Die Vergütungssysteme in der (i) ambulanten, (ii) (teil-)stationären und (iii) transmuralen bzw. integrierten Krankenversorgung unterscheiden sich zum Teil erheblich voneinander. Bevor diese Unterschiede ausführlich beschrieben werden können, gilt es eine analytisch und empirisch sinnvolle Unterscheidung dieser nichtsdestotrotz häufig ineinander verwobenen Bereiche zu etablieren. Aus einer historischen Perspektive lässt sich die Differenzierung der drei Teilsektoren am Besten rekonstruieren, denn die gesundheitspolitische Förderung des dritten Teilsektors und die Überwindung von institutionellen und organisatorischen Hindernissen einer stärker integrierten Versorgung ist seit nunmehr vierzig Jahren steter Bestandteil groß angelegter Reformstrategien für die deutsche Gesundheits- und Krankenversorgung (–> Struktur und Entwicklung des deutschen Gesundheitssystems). Als ambulante bzw. (teil-)stationäre Krankenbehandlung gilt im Folgenden jede Leistung, deren Erbringung nicht unmittelbar auf einen intersektoralen bzw. integrierten Behandlungsablauf ausgerichtet ist bzw. diese Grenzen nicht überschreitet. Bei der ambulanten Krankenbehandlung handelt es sich folglich um ambulant durchgeführte hausärztlich, fachärztliche, zahnärztliche oder psychotherapeutische Leistungen. In analoger Weise sind (teil-)stationäre Krankenbehandlungen fachärztliche, zahnärztliche oder psychiatrische Leistungen, die unter ärztlicher Leitung in einer Einrichtung (mit Übernachtung) erbracht wurden. Während somit ambulante Krankenbehandlungen sehr wohl im Setting Krankenhaus erbracht werden können, dann aber eben nicht als stationäre Krankenbehandlung zu bezeichnen sind, lassen sich stationäre Krankenbehandlungen per definitionem nicht in einem ambulanten Setting durchführen.

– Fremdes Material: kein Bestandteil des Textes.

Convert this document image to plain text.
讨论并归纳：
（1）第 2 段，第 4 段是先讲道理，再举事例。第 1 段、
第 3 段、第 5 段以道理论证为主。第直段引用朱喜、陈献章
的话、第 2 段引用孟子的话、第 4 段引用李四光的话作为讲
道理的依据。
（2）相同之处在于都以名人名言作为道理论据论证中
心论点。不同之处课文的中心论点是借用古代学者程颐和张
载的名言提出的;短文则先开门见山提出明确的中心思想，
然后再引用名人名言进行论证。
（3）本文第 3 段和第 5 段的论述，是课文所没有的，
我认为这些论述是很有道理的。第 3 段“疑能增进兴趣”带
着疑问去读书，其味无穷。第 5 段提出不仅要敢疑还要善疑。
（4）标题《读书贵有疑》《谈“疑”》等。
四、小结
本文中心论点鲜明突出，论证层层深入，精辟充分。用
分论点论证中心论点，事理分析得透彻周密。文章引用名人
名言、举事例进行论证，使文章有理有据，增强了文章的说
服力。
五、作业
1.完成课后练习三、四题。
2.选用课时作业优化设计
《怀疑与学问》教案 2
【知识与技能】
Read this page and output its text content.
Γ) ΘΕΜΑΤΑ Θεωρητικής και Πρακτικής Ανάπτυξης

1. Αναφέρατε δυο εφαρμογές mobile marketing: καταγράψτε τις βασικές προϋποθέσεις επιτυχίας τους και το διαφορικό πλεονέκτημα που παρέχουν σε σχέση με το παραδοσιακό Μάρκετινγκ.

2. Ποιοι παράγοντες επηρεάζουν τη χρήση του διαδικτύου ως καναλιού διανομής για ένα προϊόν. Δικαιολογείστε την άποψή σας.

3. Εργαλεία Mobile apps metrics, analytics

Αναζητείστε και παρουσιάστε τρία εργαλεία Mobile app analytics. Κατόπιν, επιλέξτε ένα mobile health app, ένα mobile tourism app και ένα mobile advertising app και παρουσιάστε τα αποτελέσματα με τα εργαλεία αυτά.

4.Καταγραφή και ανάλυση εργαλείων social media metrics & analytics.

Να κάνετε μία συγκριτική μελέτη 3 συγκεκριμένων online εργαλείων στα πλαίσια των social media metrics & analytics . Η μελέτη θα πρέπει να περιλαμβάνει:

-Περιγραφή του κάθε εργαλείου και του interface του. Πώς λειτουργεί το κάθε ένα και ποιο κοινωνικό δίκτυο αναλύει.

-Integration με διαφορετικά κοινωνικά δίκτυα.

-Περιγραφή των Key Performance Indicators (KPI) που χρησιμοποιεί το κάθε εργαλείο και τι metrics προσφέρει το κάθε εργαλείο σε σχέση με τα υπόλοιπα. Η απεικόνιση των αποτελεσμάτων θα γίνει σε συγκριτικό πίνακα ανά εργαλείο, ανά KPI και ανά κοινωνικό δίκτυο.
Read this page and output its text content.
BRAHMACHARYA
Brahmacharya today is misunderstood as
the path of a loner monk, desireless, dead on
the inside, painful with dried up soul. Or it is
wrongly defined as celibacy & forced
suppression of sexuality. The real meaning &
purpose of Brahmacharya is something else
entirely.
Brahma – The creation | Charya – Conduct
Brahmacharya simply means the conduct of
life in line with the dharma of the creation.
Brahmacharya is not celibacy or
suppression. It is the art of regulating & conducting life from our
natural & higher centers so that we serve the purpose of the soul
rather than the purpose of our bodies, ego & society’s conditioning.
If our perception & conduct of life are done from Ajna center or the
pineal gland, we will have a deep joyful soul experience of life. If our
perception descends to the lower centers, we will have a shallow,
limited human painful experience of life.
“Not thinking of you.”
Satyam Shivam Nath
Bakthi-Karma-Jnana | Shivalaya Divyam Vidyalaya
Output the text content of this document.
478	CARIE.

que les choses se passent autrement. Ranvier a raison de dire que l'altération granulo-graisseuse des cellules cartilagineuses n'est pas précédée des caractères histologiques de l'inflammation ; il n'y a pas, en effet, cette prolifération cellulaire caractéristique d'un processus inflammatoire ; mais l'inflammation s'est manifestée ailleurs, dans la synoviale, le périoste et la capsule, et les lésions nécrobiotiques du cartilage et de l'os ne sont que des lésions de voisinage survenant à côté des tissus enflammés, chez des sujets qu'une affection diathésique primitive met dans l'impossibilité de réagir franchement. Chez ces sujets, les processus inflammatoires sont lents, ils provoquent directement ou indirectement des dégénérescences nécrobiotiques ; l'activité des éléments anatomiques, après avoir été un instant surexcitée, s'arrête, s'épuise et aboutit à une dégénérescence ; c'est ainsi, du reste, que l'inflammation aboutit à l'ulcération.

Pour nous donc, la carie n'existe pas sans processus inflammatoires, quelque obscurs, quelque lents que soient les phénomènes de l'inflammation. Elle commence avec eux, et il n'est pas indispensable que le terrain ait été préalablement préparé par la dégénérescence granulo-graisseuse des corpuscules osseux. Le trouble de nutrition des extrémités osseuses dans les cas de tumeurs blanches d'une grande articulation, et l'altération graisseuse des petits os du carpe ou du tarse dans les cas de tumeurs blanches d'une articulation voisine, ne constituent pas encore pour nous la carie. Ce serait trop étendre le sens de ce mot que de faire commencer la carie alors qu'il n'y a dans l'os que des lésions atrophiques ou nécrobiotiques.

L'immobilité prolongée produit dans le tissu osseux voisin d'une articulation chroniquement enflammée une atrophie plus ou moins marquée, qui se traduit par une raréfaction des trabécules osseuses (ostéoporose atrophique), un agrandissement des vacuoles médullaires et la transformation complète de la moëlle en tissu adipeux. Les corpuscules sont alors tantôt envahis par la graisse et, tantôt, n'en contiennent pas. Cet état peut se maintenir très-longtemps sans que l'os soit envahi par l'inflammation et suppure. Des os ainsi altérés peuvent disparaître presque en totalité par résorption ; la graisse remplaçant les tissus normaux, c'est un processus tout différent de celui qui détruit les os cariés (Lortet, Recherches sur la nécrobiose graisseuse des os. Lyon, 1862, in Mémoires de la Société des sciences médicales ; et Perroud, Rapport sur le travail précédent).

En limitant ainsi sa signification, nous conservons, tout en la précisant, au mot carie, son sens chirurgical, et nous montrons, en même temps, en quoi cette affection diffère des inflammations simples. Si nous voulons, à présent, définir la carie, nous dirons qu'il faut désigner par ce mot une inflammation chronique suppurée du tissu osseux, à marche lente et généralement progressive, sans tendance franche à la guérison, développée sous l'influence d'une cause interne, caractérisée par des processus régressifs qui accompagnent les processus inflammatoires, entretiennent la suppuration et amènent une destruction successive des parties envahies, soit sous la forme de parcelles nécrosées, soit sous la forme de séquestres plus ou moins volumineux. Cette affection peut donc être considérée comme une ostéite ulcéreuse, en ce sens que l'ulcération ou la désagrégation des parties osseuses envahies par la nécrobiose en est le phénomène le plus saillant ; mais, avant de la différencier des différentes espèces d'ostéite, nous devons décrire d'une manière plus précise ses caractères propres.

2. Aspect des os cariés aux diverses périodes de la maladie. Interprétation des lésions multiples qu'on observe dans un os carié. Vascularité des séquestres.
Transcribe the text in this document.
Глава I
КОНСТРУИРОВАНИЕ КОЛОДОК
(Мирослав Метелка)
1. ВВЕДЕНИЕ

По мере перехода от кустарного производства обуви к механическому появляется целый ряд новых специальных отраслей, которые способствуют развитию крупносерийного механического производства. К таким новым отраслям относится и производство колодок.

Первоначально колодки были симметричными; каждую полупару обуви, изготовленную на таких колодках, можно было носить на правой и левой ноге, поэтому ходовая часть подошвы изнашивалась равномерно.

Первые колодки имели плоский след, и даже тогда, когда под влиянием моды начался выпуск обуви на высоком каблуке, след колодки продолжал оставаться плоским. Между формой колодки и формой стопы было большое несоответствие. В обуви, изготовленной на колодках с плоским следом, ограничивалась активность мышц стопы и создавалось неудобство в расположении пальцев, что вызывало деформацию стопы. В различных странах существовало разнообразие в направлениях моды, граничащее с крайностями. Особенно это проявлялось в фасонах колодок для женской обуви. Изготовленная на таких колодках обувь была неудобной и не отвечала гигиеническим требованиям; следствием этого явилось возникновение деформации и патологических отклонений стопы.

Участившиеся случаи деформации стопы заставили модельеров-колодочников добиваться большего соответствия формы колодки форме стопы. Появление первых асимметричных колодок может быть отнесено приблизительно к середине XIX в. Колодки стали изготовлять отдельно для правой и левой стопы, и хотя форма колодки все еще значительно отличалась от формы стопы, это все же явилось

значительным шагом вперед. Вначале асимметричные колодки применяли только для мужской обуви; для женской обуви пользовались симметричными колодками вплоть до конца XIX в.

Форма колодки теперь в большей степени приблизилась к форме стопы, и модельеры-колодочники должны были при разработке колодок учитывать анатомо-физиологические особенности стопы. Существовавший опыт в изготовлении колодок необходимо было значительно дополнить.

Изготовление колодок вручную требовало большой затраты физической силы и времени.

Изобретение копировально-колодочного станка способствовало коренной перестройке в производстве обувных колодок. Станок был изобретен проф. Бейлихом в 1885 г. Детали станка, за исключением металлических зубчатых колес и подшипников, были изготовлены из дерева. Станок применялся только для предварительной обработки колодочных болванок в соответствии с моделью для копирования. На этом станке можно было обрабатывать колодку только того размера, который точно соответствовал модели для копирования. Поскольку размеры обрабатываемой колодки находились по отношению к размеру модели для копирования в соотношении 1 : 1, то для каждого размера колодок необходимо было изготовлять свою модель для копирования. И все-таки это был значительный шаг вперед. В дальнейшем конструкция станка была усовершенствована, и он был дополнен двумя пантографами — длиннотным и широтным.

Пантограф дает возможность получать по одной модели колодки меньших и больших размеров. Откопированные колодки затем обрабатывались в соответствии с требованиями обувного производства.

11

Integrierte Versorgungsformen sind folglich all jene institutionell-organisatorischen Formen der Krankenbehandlung, die auf eine (von wem auch immer) gesteuerte intersektorale Krankenbehandlung abzielen. Diese kann sowohl von sog. Kostenträgern (d.h. Krankenkassen) als auch von Leistungsanbietern (z.B. Hausärzten oder Krankenhäusern) initiiert und organisiert werden (siehe hierfür: Amelung 2012).